PDA

View Full Version : Start looking for a new excuse


K'Nort
11-21-2005, 01:37 PM
Beer goggles disproven....

Although alcohol use has traditionally been associated with risky sexual behavior, there is still a question as to whether excess alcohol consumption causes an increase of risky sexual behavior among young adults. In An Investigation of the Effects of Alcohol Consumption and Alcohol Policies on Youth Risky Sexual Behaviors (NBER Working Paper No. 11378) (http://papers.nber.org/papers/w11378), co-authors Sara Markowitz, Robert Kaestner, and Michael Grossman ask whether alcohol use promotes risky sexual behavior and whether there are public policies that can reduce risky sexual behavior by reducing alcohol use.

The authors look at the influence of alcohol consumption on individual behavior using data from the National Longitudinal Survey of Youth and the biennial Youth Risk Behavior Surveys. Alcohol use was defined as the number of days in the past 30 days that an individual reported having had at least one drink of alcohol and the number of days on which five or more drinks were consumed. They conclude that, "there appears to be no evidence suggesting a causal role of alcohol use in determining the probability of having sex." There was some evidence, however, suggesting that alcohol consumption does "lower the probabilities of using birth control and condoms" among sexually active teens.

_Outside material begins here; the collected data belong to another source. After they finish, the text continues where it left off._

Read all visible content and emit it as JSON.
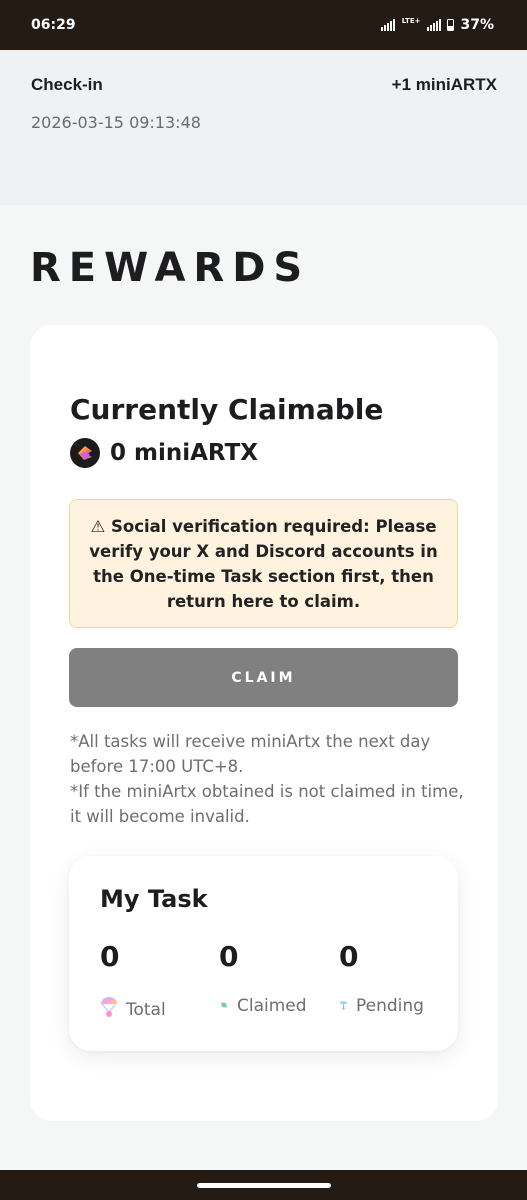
{
  "status_bar": {
    "time": "06:29",
    "network": "LTE+",
    "battery": "37%"
  },
  "checkin": {
    "title": "Check-in",
    "reward": "+1 miniARTX",
    "timestamp": "2026-03-15 09:13:48"
  },
  "page": {
    "heading": "REWARDS"
  },
  "claimable": {
    "title": "Currently Claimable",
    "token_icon": "miniartx-token-icon",
    "balance": "0 miniARTX"
  },
  "warning": {
    "icon": "⚠",
    "message": "Social verification required: Please verify your X and Discord accounts in the One-time Task section first, then return here to claim."
  },
  "claim_button": {
    "label": "CLAIM"
  },
  "notes": [
    "*All tasks will receive miniArtx the next day before 17:00 UTC+8.",
    "*If the miniArtx obtained is not claimed in time, it will become invalid."
  ],
  "my_task": {
    "title": "My Task",
    "stats": [
      {
        "value": "0",
        "label": "Total",
        "icon": "parachute-icon"
      },
      {
        "value": "0",
        "label": "Claimed",
        "icon": "sparkle-dot-icon"
      },
      {
        "value": "0",
        "label": "Pending",
        "icon": "small-parachute-icon"
      }
    ]
  },
  "colors": {
    "status_bar_bg": "#241c14",
    "page_bg": "#f4f7f6",
    "checkin_bg": "#eef2f2",
    "warning_bg": "#fff3df",
    "warning_border": "#f1d69c",
    "claim_button_bg": "#808080"
  }
}
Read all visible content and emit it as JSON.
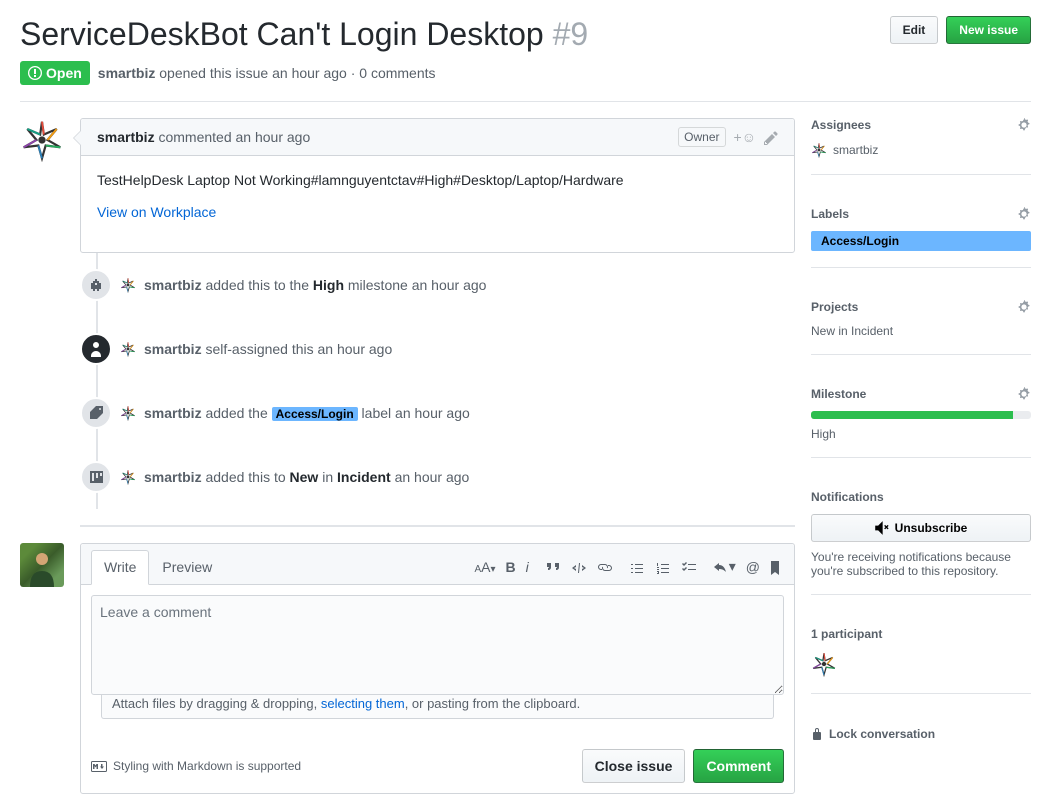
{
  "title": "ServiceDeskBot Can't Login Desktop",
  "issue_number": "#9",
  "edit_btn": "Edit",
  "new_issue_btn": "New issue",
  "state": "Open",
  "meta_author": "smartbiz",
  "meta_suffix": " opened this issue an hour ago · 0 comments",
  "comment": {
    "author": "smartbiz",
    "suffix": " commented an hour ago",
    "owner_badge": "Owner",
    "body": "TestHelpDesk Laptop Not Working#lamnguyentctav#High#Desktop/Laptop/Hardware",
    "link": "View on Workplace"
  },
  "events": {
    "milestone": {
      "author": "smartbiz",
      "pre": " added this to the ",
      "strong": "High",
      "post": " milestone an hour ago"
    },
    "assign": {
      "author": "smartbiz",
      "post": " self-assigned this an hour ago"
    },
    "label": {
      "author": "smartbiz",
      "pre": " added the ",
      "tag": "Access/Login",
      "post": " label an hour ago"
    },
    "project": {
      "author": "smartbiz",
      "pre": " added this to ",
      "strong1": "New",
      "mid": " in ",
      "strong2": "Incident",
      "post": " an hour ago"
    }
  },
  "compose": {
    "write_tab": "Write",
    "preview_tab": "Preview",
    "placeholder": "Leave a comment",
    "attach_pre": "Attach files by dragging & dropping, ",
    "attach_link": "selecting them",
    "attach_post": ", or pasting from the clipboard.",
    "md_hint": "Styling with Markdown is supported",
    "close_btn": "Close issue",
    "comment_btn": "Comment"
  },
  "sidebar": {
    "assignees_title": "Assignees",
    "assignee": "smartbiz",
    "labels_title": "Labels",
    "label": "Access/Login",
    "projects_title": "Projects",
    "project_value": "New in Incident",
    "milestone_title": "Milestone",
    "milestone_value": "High",
    "notifications_title": "Notifications",
    "unsubscribe": "Unsubscribe",
    "notif_note": "You're receiving notifications because you're subscribed to this repository.",
    "participants_title": "1 participant",
    "lock": "Lock conversation"
  }
}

The authors use aggregate data on the reported incidence of gonorrhea and AIDS infections by state to measure whether state and federal taxes on beer, county laws banning alcohol sales, laws governing blood alcohol levels, and zero tolerance laws for underage drinking and driving affect infection rates. Though women appear unaffected, zero tolerance laws appear to decrease the gonorrhea rate in males aged 15-19, and a one percent increase in beer taxes is associated a 1.1 percent reduction in the gonorrhea rate in young men aged 15-19 and 20-24. Neither the percentage of the population living in dry counties nor laws controlling blood alcohol rates affected either rate of infection.


And to address the obvious question,

HISTORY OF THE NBER
Founded in 1920, the National Bureau of Economic Research is a private, nonprofit, nonpartisan research organization dedicated to promoting a greater understanding of how the economy works. The NBER is committed to undertaking and disseminating unbiased economic research among public policymakers, business professionals, and the academic community.

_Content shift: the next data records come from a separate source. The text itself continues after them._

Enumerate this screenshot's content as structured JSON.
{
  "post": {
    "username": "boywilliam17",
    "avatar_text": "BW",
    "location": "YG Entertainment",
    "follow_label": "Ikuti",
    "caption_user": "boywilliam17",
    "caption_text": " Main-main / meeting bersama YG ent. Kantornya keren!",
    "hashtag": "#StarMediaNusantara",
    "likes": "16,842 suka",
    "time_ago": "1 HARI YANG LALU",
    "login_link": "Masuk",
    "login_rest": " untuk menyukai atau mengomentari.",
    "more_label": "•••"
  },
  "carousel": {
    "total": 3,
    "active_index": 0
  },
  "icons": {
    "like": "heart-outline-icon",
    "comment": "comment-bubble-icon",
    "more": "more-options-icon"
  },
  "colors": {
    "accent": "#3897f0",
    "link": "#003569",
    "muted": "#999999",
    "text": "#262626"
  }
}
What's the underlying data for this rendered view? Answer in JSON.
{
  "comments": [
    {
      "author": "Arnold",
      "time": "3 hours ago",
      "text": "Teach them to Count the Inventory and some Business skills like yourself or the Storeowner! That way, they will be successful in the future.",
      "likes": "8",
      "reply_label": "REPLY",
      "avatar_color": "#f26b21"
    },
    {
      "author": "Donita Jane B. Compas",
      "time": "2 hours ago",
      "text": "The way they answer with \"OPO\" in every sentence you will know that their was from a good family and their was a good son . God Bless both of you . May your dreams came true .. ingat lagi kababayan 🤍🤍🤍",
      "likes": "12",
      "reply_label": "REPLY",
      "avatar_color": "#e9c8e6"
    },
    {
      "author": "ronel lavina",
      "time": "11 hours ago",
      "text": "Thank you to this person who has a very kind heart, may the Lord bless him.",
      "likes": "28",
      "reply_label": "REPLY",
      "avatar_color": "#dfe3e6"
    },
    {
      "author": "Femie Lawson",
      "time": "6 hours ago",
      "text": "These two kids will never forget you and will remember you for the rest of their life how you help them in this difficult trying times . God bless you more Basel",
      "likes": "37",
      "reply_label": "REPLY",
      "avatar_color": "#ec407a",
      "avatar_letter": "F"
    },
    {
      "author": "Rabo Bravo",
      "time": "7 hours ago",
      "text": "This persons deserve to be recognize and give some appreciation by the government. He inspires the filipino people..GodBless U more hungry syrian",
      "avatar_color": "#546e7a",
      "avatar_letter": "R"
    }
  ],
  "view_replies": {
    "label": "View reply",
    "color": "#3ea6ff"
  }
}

Over the years the Bureau's research agenda has encompassed a wide variety of issues that confront our society. The Bureau's early research focused on the aggregate economy, examining in detail the business cycle and long-term economic growth. Simon Kuznets' pioneering work on national income accounting, Wesley Mitchell's influential study of the business cycle, and Milton Friedman's research on the demand for money and the determinants of consumer spending were among the early studies done at the NBER.

THE NBER TODAY
The NBER is the nation's leading nonprofit economic research organization. Sixteen of the 31 American Nobel Prize winners in Economics and six of the past Chairmen of the President's Council of Economic Advisers have been researchers at the NBER. The more than 600 professors of economics and business now teaching at universities around the country who are NBER researchers are the leading scholars in their fields. These Bureau associates concentrate on four types of empirical research: developing new statistical measurements, estimating quantitative models of economic behavior, assessing the effects of public policies on the U.S. economy, and projecting the effects of alternative policy proposals.

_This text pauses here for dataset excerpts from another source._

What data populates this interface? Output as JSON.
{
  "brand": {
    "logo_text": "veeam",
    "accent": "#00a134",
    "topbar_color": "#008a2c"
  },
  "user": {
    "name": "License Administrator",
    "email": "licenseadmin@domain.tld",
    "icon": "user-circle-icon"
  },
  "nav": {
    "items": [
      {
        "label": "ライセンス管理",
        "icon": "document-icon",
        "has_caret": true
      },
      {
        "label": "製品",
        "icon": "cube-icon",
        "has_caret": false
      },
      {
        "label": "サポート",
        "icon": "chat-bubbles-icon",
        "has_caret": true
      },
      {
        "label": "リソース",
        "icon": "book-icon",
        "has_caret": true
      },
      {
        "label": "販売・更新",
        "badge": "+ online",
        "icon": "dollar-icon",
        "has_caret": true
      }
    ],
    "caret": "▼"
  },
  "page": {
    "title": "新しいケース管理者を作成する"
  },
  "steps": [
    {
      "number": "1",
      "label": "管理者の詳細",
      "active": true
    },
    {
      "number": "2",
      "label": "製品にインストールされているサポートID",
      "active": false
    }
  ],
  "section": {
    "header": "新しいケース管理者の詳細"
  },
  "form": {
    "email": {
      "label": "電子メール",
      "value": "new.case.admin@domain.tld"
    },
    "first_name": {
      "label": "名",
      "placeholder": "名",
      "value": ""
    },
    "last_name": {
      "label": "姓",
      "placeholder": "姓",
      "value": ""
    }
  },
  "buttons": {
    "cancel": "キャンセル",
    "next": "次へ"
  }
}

I'd never heard of them, but that sounds good. Heard a blurb on NPR this weekend. And media reports on the new Greenspan guy mention membership in NBER as one of his qualifications.

Xetal
11-21-2005, 02:55 PM
I still say beauty is in the eye of the beer-holder. ;)

Michael P
11-21-2005, 03:02 PM
The obvious question for *me* is, how do we know the people they surveyed weren't lying?

Dr. Hfuhruhurr
11-21-2005, 03:05 PM
I have to say that after my years of personal experience in testing the Beer Goggles Theory, that study is crap. I suppose now someone's going to say that we have to start teaching Inebriated Design alongside Beer Goggles in our public colleges and universities. After all, it's only a "theory."

Grazzt
11-21-2005, 03:12 PM
Couldn't it just be that the drunk people are sleeping with the more sober people, throwing the numbers of the study off?